G.D. did me the favor of submitting The Rogue Decamps to Dark Owl Publishing. He has a relationship with them, having done some editing for them. The head of the company gave a quick reply. GD reports:
“She said she did enjoy the manuscript and loved the illustration, but the books she’s currently featuring are darker, horror stories. For some reason, she suggested that Baen Books might be interested in publishing it.”
Frankly, when I looked at Dark Owl’s website, at their range of books, I was not optimistic that Sly would go there. I have looked into Baen. I have the same impression. It is another genre site, of the horror/fantasy/ wizards/dragons variety. Also, I am put off by the many very specific instructions for submitting. I fear I will break a rule and be immediately rejected on that account.
I have found two small publishers on ‘29 Book Publishing Companies For Authors Without Agents’, on Kindlepreneur. Both publish such a variety of material that Sly might fit. Am I mad? This is fast company; both have published titles that have made the New York Times Bestseller lists. On the other hand, what have I got to lose? A genre publisher is not going to take me.
I will submit to Skyhorse Publishing and Kensington Publishing. I’ve already submitted to a small publisher in London. I hoped my Elizabethan nonsense might appeal to them. That was my thinking when I tried Unbound several years ago. I never heard back.
But I will continue to ready ‘Decamps’ to self-publish, while I solve my image problems. What are my image problems? I cannot pin down the definition of ‘fair use’. (Encompassing, so I read, images that are altered to a substantial degree, something entirely new made of them.)
I pull images off the web, marry them, and manipulate them. I have the top half of one face, and the bottom half of another. Feathers are feathers, who’s to say where I got them? I can replace the unique ribbon-doo-dad. The ruff, I am very attached to that ruff.
Dreamstime will sell me the rights for personal use (a greeting card, etc.) for one price; for commercial use (a published book) for another. I must purchase the rights to four images, and mess with three others until they are unrecognizable.

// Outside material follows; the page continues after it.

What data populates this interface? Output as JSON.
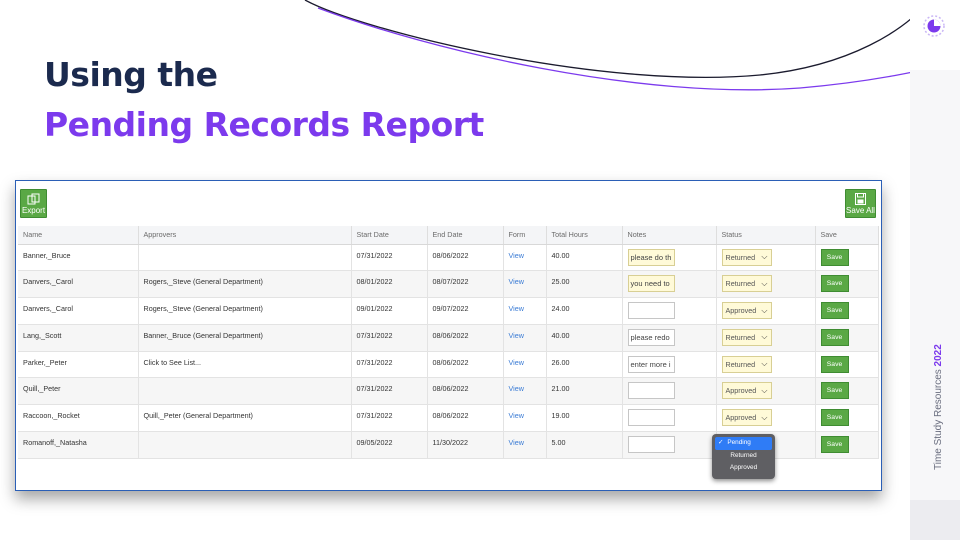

Easiest is to place Sly on Kindle, but the advantage of these small publishers is that they display their books as in a catalogue; you have a chance of being noticed. Your book is not one of the millions that sinks in Amazon’s Sea of Heartbreak like a stone.
Do I dare to buy rights for personal use only? Another reason to self-publish. I may take a chance. I can’t ask a publisher to risk it. I’m thinking of throwing my money at the cover, and deleting the other images in the book.
Another thing about Baen. They want at least a hundred-thousand words. I’m thinking, gang ‘Rogue Decamps’ right-side up, ‘Rogue at Sea’ upside-down, the back cover is the cover for book two. You’ve seen that done, right? Books one and two ganged will give me the hundred thousand words.
I read that publishers don’t want to take on a novella. Too much work for too little profit. It’s Kindle for me, I’m afraid. At least we have Kindle. Kindle is a distribution mechanism few, twenty years ago, dreamed of.
I’m going to call Dreamstime on Monday and lay my cards on the table. I’ve just been advised (on Medium) to pay it straight. And I see that when I sign up for a subscription plan I get a certain number (how many depends on size and use) of free downloads. I’ve made up my mind, I guess.
The path to publication: a rocky road.